Scottish rockers Franz Ferdinand have been seemingly absent from the music scene since their 2009 album, Tonight: Franz Ferdinand, but last night marked their return to the spotlight as they knocked out a set of greatest hits to a crowd filled with eager fans ecstatic to see them again. Lead singer Alex Kapranos didn't debut any new songs, but he did sport a new moustache that would put Brandon Flowers' to shame. Ripping through a set of greatest hits, Franz Ferdinand appeared to be reenergized and ready to rock from the get go. Leaping around the stage like firecrackers, the four-piece had the crowd going all the way up until their most climatic point, pulling out their 2004 hit "Take Me Out." Maybe it was euphoric air of nostalgia or the fact that it was just one of the most rockin' sets of the day, but Franz Ferdinand's performance goes down as the most fun of the day, and quite possibly, of the entire festival -- even more fun that Fun.'s early afternoon set, which to be fair, was quite entertaining as well.

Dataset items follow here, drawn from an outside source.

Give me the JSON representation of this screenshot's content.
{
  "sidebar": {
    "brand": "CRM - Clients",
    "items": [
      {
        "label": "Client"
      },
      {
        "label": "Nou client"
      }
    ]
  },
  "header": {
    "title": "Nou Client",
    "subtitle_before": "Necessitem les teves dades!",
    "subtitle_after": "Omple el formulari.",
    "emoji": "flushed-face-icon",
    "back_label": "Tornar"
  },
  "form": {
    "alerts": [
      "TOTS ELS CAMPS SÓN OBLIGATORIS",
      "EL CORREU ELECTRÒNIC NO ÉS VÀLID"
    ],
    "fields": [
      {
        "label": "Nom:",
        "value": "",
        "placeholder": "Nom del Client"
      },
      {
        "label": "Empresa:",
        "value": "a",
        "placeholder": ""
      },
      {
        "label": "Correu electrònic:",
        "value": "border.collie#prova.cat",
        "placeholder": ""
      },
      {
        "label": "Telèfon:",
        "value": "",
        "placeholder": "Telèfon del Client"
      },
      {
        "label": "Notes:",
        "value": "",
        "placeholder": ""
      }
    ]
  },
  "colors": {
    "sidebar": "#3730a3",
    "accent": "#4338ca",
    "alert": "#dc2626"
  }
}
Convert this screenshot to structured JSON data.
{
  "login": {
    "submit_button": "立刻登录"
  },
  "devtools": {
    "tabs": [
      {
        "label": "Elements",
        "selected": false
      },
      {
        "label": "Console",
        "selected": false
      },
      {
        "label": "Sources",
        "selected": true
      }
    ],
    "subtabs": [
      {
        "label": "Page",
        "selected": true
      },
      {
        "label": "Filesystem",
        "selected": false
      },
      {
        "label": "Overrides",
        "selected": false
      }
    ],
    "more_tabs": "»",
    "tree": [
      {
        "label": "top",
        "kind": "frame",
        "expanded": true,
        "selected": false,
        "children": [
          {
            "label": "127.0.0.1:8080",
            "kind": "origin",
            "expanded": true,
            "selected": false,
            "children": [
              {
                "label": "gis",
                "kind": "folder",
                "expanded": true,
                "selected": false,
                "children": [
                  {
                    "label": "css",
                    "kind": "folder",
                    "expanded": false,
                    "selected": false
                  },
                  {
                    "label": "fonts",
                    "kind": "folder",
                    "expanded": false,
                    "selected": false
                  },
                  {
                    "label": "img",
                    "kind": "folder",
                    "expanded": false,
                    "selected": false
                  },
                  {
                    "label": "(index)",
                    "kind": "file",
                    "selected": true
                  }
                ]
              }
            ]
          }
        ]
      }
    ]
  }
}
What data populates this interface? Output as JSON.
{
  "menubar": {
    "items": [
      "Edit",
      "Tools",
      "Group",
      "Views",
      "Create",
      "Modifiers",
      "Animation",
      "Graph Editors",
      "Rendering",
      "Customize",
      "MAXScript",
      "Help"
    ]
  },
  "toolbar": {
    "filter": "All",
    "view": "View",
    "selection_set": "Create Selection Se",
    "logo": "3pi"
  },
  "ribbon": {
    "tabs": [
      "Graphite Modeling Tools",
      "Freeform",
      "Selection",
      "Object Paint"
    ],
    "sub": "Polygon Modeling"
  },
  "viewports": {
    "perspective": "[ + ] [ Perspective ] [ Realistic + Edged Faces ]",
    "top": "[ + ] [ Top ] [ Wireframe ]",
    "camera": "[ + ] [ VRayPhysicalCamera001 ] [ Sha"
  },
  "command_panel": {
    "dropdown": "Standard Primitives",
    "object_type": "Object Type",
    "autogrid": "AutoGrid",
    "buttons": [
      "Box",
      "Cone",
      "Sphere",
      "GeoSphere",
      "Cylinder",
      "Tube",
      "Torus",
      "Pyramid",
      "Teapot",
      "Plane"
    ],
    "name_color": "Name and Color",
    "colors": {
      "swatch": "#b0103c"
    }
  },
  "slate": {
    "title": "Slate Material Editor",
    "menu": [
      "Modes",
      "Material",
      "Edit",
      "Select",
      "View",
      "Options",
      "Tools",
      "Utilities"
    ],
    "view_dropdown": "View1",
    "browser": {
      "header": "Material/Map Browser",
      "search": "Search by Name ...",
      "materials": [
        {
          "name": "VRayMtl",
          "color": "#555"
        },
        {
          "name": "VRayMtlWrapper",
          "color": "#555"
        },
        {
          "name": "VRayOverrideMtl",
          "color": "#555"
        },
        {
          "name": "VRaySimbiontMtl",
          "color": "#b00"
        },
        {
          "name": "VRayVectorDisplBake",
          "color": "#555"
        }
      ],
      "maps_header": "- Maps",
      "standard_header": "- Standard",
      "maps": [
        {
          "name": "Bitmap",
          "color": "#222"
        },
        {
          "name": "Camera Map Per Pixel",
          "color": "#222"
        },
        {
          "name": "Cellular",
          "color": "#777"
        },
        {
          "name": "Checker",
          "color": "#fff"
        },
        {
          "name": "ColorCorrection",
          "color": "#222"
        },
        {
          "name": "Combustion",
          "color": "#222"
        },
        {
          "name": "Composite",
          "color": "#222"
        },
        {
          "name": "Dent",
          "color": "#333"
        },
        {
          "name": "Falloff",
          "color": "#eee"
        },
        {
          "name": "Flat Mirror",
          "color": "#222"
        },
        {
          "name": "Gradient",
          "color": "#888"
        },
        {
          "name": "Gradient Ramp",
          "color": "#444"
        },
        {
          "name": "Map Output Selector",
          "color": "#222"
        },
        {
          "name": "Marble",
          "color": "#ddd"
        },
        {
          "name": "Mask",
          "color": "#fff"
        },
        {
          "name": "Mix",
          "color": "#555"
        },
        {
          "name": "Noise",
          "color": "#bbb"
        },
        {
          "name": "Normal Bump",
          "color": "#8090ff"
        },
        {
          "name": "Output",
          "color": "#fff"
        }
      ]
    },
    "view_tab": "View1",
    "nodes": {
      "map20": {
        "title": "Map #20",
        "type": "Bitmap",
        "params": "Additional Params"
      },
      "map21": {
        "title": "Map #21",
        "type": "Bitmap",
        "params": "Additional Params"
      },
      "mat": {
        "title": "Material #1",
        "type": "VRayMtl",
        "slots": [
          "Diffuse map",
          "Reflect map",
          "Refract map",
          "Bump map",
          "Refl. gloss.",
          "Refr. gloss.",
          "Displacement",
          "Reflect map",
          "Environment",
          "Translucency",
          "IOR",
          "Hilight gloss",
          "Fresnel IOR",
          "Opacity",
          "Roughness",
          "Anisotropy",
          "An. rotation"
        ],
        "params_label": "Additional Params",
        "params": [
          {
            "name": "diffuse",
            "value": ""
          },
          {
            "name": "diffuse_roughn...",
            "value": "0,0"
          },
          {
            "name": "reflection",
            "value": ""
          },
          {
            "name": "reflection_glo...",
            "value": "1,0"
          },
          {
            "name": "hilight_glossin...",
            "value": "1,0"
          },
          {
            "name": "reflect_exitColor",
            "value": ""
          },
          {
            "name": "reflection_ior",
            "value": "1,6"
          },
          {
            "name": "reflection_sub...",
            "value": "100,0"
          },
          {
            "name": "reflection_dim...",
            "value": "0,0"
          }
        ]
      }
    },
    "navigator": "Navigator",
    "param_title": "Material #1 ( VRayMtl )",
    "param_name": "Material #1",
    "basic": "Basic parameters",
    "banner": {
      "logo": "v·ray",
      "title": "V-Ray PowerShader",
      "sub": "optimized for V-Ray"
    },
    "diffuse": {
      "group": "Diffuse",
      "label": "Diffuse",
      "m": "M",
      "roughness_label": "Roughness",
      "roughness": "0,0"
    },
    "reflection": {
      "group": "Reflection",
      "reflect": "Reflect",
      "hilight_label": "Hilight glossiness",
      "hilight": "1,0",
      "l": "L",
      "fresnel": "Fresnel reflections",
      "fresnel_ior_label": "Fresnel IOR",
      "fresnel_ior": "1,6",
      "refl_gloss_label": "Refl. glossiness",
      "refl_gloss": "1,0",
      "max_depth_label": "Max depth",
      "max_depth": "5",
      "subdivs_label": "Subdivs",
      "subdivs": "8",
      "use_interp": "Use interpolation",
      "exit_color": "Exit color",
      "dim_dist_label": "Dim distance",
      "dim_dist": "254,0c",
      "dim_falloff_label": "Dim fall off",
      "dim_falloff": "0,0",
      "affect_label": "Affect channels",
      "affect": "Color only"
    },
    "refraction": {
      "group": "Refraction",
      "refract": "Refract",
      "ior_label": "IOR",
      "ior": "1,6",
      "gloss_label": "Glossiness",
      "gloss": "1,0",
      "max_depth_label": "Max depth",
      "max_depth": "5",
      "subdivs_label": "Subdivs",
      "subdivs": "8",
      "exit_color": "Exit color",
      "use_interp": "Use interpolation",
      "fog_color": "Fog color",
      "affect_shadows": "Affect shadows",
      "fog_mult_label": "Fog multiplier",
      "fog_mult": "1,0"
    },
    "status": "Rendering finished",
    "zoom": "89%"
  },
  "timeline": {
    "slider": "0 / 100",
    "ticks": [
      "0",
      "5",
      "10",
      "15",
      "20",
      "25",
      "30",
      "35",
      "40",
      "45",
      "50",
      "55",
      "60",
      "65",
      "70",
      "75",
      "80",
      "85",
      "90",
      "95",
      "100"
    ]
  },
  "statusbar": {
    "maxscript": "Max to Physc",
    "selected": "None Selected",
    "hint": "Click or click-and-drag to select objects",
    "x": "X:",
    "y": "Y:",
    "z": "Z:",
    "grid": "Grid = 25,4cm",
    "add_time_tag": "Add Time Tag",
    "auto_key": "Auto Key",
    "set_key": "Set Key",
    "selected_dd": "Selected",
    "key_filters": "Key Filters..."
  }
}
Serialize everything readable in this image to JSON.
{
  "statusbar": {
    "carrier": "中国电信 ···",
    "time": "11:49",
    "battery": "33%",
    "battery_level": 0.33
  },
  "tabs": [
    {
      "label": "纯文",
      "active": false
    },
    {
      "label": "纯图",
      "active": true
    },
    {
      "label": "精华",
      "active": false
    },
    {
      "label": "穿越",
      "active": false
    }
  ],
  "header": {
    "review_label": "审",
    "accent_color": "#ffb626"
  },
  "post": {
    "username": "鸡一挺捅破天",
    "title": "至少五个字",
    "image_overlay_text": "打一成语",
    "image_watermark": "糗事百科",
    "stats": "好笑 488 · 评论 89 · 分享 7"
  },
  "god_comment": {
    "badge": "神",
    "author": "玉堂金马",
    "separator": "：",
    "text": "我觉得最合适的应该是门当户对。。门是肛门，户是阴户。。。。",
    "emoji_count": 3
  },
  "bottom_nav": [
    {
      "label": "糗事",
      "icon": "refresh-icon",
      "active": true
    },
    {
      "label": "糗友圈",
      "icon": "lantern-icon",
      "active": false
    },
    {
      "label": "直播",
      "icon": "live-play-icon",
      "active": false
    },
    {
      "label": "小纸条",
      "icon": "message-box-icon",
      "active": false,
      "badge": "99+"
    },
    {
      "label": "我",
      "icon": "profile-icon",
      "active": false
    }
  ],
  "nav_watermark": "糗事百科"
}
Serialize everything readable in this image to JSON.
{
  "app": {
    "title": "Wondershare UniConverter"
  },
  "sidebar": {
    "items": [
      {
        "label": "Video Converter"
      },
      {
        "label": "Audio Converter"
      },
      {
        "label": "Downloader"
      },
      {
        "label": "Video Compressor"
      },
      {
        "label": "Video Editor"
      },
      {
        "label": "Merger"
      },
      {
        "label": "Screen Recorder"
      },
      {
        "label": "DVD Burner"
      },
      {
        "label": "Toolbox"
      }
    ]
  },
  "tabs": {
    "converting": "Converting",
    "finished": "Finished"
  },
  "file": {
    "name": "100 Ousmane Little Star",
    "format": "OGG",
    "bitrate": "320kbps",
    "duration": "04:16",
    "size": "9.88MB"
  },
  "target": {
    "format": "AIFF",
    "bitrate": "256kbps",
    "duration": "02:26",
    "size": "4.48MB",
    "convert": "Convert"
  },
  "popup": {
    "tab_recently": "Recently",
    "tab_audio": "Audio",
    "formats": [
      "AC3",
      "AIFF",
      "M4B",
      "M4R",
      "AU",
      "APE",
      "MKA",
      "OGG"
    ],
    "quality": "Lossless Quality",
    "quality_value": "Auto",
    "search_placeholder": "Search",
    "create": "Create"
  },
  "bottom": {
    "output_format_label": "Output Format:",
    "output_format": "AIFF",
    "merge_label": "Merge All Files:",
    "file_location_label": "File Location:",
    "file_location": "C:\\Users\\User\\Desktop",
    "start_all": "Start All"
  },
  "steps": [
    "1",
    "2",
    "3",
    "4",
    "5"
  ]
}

Battling out for the title of "most enthusiastic festival performer" was powerful pop songstress Florence Welch of Florence and the Machine. Clearly a festival staple at this point, Welch has become accustomed, and almost overjoyed, at the sight of the thousands of fans packed in to catch her set on the headlining stage. Welch's two-album discography is filled to the brim with effervescent, uplifting numbers, among them "Rabbit Heart (Raise it Up)," in which Welch demanded people raise up their loved ones. Many fans complied, and draped in a floor-length blue gown, Welch practically glided around the stage with an energy that's surprising for a singer who recently had to cancel a number of dates due to a vocal injury. It was just the boost people needed to carry themselves into the home stretch of the first day of events.
Also performing on the first day were all-girl grunge-rockers Dum Dum Girls, who defied their goth-like demeanor to play their '90s-washed songs to a bright daylight crowd, and mystery man, The Weeknd, who is gaining live momentum with more shows under his belt. Born Abel Tesfaye, the R&B wunderkind is proving that his music can translate into a live setting, and that, indeed, his voice can soar as high above the crowd as we'd expect.